Resolve repeats with conflicts In the previous section repeats were resolved without excluding any reads that goes through the window. While this lead to a simpler graph, the graph will still contain artifacts, which have to be removed. The next phase removes most of these errors and is similar to the previous phase:

  1. A node is selected as the initial window
  2. The border is divided into sets using reads going through the window. If we have multiple sets, the repeat is resolved.
  3. If the repeat cannot be resolved, the border nodes are divided into sets using reads going through the window where reads containing errors are excluded. If we have multiple sets, the repeat is resolved.
  4. The window is expanded with nodes if possible and step 2 is repeated.
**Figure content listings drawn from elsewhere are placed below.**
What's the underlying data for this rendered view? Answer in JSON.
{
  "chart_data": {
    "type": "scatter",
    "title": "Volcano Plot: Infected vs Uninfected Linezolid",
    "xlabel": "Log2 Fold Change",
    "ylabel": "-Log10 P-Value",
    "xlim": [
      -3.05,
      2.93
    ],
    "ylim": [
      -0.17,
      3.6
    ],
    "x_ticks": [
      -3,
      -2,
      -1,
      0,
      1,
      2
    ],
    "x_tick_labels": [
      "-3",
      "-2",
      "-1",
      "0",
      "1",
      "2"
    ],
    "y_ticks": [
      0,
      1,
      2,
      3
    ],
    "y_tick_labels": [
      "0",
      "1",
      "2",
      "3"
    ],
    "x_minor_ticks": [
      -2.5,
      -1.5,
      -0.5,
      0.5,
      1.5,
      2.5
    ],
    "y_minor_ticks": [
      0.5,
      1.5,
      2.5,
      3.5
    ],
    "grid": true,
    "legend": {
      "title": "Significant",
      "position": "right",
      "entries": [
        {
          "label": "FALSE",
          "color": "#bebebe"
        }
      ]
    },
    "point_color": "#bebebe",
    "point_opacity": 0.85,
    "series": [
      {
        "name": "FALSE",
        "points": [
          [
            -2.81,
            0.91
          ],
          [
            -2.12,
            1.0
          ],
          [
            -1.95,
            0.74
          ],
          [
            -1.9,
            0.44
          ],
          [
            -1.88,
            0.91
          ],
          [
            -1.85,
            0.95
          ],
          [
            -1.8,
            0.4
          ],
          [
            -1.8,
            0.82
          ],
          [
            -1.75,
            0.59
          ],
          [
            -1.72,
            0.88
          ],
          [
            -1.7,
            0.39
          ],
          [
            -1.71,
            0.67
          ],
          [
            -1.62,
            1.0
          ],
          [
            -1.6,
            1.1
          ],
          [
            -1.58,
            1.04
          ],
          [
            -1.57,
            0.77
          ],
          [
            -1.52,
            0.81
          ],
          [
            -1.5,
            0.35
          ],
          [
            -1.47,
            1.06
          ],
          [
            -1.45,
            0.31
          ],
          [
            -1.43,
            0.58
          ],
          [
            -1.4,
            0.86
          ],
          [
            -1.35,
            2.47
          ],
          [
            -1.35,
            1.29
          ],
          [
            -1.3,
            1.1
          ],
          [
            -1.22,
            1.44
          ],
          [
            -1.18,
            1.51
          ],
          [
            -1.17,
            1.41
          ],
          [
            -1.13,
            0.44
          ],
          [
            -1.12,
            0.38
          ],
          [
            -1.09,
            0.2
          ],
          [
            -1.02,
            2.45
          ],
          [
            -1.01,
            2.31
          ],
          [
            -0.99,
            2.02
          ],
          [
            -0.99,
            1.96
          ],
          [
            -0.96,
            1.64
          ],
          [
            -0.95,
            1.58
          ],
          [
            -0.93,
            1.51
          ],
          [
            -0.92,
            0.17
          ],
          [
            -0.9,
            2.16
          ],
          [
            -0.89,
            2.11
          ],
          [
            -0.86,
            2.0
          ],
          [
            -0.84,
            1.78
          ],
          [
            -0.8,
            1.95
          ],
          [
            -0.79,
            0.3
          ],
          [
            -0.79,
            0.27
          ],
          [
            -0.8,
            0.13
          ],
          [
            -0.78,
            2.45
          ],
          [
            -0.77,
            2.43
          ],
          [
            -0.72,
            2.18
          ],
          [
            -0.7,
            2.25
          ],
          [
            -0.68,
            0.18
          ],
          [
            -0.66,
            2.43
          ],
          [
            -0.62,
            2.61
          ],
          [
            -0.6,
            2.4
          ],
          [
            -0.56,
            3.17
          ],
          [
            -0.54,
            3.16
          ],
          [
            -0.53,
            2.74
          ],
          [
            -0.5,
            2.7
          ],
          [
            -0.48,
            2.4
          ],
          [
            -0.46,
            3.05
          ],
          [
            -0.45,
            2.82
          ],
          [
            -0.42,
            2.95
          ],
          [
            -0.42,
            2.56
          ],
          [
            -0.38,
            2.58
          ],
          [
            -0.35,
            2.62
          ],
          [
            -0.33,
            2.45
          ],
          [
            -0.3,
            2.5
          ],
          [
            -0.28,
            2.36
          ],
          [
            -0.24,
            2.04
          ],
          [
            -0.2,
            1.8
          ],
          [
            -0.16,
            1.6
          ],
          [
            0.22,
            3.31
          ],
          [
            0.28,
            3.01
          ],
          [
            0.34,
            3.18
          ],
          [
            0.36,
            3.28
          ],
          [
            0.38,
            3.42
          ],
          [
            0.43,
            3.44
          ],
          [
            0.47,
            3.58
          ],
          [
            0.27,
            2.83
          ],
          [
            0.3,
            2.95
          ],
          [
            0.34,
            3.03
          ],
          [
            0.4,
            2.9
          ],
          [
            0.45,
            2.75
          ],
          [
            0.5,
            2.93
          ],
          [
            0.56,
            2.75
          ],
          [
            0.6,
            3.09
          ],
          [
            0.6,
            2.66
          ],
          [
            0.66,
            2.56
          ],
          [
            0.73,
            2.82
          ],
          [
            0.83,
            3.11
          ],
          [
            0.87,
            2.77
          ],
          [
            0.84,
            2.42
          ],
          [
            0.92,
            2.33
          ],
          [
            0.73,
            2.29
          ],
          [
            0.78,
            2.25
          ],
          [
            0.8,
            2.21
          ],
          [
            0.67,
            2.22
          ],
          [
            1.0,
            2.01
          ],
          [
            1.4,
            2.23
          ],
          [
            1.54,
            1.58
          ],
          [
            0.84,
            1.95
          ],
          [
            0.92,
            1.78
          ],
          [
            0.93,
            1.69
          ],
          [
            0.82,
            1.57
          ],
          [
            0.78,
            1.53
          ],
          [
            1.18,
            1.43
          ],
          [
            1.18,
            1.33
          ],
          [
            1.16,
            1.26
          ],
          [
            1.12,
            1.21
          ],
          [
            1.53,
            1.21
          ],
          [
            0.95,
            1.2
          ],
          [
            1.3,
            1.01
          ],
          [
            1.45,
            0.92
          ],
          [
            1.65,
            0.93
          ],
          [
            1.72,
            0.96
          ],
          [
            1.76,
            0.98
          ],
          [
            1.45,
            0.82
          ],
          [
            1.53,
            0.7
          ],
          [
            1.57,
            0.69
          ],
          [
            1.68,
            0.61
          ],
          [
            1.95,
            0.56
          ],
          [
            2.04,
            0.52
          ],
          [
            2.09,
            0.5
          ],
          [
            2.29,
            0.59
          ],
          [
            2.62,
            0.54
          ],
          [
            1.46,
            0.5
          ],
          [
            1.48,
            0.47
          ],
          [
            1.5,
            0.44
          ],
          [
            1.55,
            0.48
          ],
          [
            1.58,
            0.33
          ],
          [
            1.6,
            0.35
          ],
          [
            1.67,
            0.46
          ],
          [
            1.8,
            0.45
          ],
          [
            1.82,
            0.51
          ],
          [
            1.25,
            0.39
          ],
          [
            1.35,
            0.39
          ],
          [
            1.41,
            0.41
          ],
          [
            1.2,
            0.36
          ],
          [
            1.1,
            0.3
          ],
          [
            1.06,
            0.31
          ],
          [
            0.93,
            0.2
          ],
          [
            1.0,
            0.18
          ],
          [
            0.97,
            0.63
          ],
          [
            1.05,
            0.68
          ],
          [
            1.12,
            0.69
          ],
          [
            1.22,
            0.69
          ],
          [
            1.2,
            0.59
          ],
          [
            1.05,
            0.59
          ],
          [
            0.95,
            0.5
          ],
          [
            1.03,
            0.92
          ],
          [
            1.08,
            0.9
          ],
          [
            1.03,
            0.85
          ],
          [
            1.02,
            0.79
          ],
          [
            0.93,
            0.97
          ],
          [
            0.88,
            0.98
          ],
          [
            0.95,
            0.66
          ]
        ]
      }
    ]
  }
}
The algorithm described above is similar to the algorithm used in the previous section, except step 3 where the reads with errors are excluded. This is done by calculating an average $ avg_1 = m_1 / c_1$ where $ m_1$ is the number of reads going through the window and $ c_1$ is the number of distinct pairs of border nodes having one (or more) of these reads connecting them. A second average $ avg_2 = m_2 / c_2$ is calculated where $ m_2$ is the number of reads going through the window having at least $ avg_1$ or more reads connecting their border nodes and $ c_2$ the number of distinct pairs of border nodes having $ avg_1$ or more reads connecting them. Then, a read between two border nodes B and C is excluded if the number of reads going through B and C is less than or equal to $ limit$ given by

$\displaystyle limit = \frac{\log(avg_2)}{2} + \frac{avg_2}{16}
$

An example where we resolve a repeat with conflicts is given in 35.9 where we have a total of 21 reads going through the window with $ avg_1 = 21 / 3 = 7$, $ avg_2 = 20 / 2 = 10$ and $ limit = 1/2 + 10/16 = 1.125$. Therefore all reads between border nodes B and C are excluded resulting in two sets of border nodes A, C and B, D. The resolved repeat is shown in figure 35.10.

Image read_opt_3
Figure 35.9: A repeat with conflicts.

Image read_opt_4
Figure 35.10: Resolving a repeat with conflicts.